Weissman wrote the research letter, which appeared in the January 19, 2016, issue of JAMA, with colleagues at the Mayo Clinic and the Center for Research on End of Life Care at Weill Cornell Medical College.
“Patients often ask their doctors what they would do or what they would choose for their own family members,” says Zara Cooper, an HMS assistant professor of surgery at Brigham and Women’s Hospital and co-author of the letter. “This research could have a significant impact on clinical practice, especially in the way that health care professionals communicate with patients and family members about end-of-life care options.”

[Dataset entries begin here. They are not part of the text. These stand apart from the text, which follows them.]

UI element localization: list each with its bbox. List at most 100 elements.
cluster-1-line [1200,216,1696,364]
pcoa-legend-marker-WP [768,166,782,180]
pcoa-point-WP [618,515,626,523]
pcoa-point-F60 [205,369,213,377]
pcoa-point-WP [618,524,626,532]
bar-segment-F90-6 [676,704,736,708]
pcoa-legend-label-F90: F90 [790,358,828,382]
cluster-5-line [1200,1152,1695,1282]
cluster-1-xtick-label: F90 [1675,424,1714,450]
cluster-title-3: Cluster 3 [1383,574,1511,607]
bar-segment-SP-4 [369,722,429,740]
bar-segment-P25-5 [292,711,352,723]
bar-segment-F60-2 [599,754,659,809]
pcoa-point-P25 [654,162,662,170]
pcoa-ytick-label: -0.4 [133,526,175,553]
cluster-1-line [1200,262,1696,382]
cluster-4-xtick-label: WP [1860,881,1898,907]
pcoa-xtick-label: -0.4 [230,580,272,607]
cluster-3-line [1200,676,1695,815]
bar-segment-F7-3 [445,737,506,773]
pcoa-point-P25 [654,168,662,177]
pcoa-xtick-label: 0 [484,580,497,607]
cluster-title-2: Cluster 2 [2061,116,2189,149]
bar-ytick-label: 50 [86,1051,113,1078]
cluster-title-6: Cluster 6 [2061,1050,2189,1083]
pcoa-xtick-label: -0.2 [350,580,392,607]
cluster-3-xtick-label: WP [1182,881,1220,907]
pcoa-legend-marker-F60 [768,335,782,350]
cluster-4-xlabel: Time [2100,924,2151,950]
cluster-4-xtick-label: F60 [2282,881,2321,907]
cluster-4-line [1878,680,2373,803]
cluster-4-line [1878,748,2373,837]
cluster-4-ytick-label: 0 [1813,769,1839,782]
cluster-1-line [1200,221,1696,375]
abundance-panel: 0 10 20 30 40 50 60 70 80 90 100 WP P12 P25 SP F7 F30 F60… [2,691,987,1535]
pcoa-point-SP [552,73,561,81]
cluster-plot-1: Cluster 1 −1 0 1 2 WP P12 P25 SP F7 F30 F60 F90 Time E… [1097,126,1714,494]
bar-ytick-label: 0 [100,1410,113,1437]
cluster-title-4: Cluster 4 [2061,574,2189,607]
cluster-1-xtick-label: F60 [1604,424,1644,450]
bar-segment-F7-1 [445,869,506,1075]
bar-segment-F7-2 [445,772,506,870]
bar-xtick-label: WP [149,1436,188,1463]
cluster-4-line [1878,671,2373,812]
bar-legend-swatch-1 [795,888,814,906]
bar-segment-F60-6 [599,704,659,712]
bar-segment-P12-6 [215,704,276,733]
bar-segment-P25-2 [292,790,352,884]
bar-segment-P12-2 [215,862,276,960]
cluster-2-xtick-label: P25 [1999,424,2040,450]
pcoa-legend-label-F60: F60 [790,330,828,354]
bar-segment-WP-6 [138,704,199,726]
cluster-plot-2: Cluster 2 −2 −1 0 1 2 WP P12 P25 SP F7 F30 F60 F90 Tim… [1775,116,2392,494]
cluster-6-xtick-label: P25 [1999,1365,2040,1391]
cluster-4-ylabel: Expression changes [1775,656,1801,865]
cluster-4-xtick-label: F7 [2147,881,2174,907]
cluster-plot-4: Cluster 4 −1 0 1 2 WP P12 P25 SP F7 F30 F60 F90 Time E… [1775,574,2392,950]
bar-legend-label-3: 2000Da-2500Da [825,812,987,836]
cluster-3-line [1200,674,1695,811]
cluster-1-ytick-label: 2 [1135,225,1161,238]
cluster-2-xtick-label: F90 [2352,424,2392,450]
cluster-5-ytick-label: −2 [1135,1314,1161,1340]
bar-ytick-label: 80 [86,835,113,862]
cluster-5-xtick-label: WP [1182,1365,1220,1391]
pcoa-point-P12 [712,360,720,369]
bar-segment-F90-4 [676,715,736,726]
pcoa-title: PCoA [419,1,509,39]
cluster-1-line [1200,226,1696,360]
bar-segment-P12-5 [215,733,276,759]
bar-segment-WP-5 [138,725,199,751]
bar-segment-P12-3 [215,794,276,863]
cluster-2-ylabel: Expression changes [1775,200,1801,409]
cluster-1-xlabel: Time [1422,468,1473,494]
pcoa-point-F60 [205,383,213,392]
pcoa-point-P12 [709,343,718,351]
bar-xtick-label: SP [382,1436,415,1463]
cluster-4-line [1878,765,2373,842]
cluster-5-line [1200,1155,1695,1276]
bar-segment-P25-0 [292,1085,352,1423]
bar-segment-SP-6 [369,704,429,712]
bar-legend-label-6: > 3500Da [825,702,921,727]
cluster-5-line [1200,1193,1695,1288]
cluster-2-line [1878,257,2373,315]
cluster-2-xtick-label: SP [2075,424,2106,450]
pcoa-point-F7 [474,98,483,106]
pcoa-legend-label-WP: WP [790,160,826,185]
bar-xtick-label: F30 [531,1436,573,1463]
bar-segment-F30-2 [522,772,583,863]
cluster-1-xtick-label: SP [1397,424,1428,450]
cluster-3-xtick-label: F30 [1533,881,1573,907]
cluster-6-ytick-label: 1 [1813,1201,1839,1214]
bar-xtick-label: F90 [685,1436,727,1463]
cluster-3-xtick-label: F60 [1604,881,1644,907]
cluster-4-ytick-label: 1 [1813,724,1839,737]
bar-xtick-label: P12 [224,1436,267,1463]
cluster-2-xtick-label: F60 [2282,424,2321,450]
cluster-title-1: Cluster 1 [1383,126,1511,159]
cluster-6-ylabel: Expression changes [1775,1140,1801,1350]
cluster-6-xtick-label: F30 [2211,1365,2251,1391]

The analysis included non-health maintenance organization Medicare beneficiaries aged 66 years or older who died between 2004 and 2011 in Massachusetts, Michigan, Utah, or Vermont, and was based on the availability of electronic death records and the ability to link to Medicare data.
The investigators note that additional research is needed to explore how complex decision-making processes and satisfaction with end-of-life care are related to these findings and to see whether the findings will hold true in other states once data become available.